On the Tuesday of DAC I moderated a panel session on Hardware Assisted Verification in 10 Years: More Need, More Speed. Although this topic obviously could include FPGA-based prototyping, in fact we spent pretty much the whole time talking about emulation. Gary Smith, on Sunday night, actually set up things by pointing out that emulation is the heart of how EDA is going to take over more and more of embedded software development, in his view. And Wally, at DVcon (I think), pointed out that emulation is now the cheapest verification on a cycles per $ basis compared to plain old simulation. Of course with Synopsys’s acquisition of Eve, all 3 major EDA vendors now have an emulation solution. The panel was organized by Frank Schirrmeister of Cadence.
The panelists were:
- Dave Bural, of Texas Instruments in Dallas
- Alex Starr of AMD in Boston
- Mehran Ramezani of Broadcom, standing in at the last minute for Vahid Ordoubadian who had an urgent meeting and couldn’t make it.

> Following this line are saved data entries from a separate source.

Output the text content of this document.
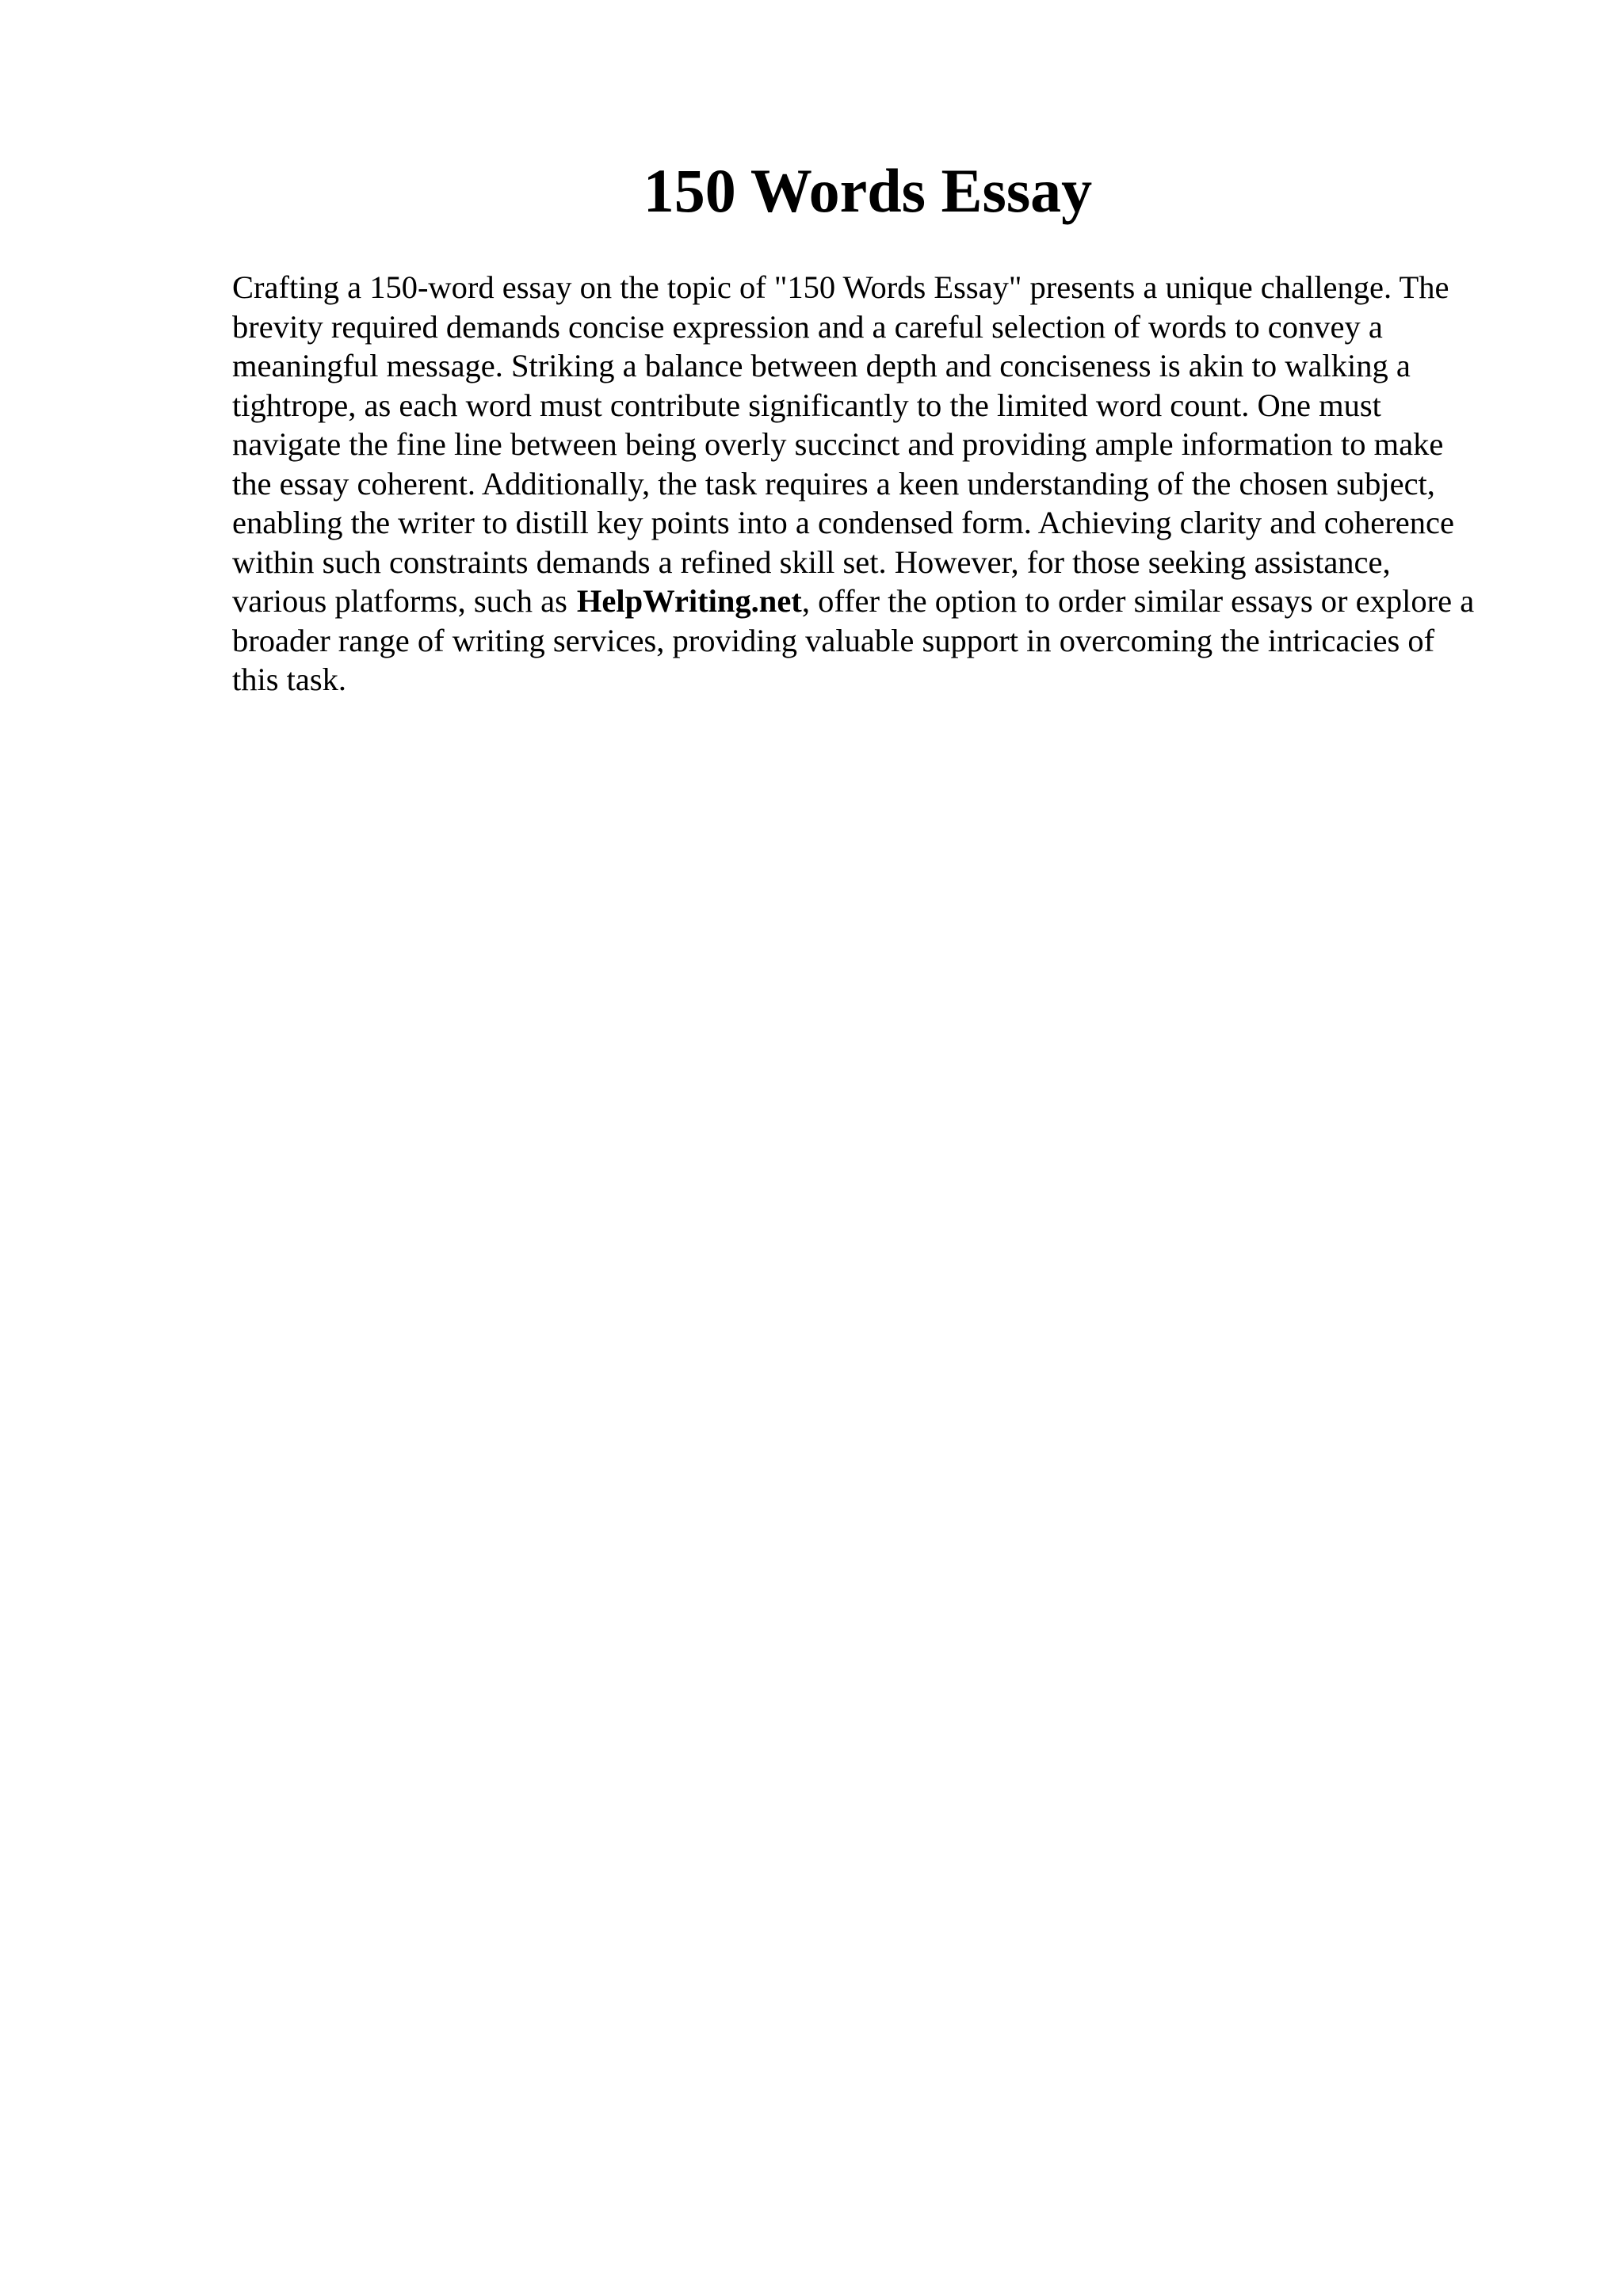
150 Words Essay
Crafting a 150-word essay on the topic of "150 Words Essay" presents a unique challenge. The
brevity required demands concise expression and a careful selection of words to convey a
meaningful message. Striking a balance between depth and conciseness is akin to walking a
tightrope, as each word must contribute significantly to the limited word count. One must
navigate the fine line between being overly succinct and providing ample information to make
the essay coherent. Additionally, the task requires a keen understanding of the chosen subject,
enabling the writer to distill key points into a condensed form. Achieving clarity and coherence
within such constraints demands a refined skill set. However, for those seeking assistance,
various platforms, such as HelpWriting.net, offer the option to order similar essays or explore a
broader range of writing services, providing valuable support in overcoming the intricacies of
this task.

Since I was moderating the panel and keeping things moving, i couldn’t take detailed notes. So this is more of a stream of what I remember than any attempt to be comprehensive.
The general opinion of everyone is that capacity of emulation was keeping up with what they needed. While everyone would always love more, they were managing with what they had. Since the underlying technology of emulation are FPGAs and since they improve on the same Moore’s Law trajectory as the designs being emulated, this will probably continue. However, all the panelists felt that performance was not improving as fast as they needed. Unfortunately, nobody was forseeing any miracle breakthrough, just gradual improvement.
Emulation has clearly gone mainstream. Not that long ago, emulation was very expensive and very hard to use, taking weeks if not months to bring up a design satisfactorily. As a result it was used almost entirely by the most advanced designs with the biggest design budgets, on a dedicated project basis. Now, all the companies represented on the panel had emulation farms which were shared among many designs. Although emulation can be used to simply “run vectors”, the primary use was to enable early software and firmware development.
One challenge is that chip designers don’t really understand embedded software development, and software developers don’t understand chip design. Clearly they use different tools in their day-to-day environments. But emulation based software development clearly straddles this divide and there is a need for engineers with a better understanding of both sides of the coin.
I asked about how they and their teams went about justifying the investment in emulation. Although it is still a lot cheaper than it used to be, it is still not cheap. Generally, fear of a bug leaking out into the field was a big driver, especially for the initial investment in emulation when it was getting added to the standard design flow. Later one, once established, incremental investment was easier to justify since it scaled with the size and number of designs just like any other EDA tool.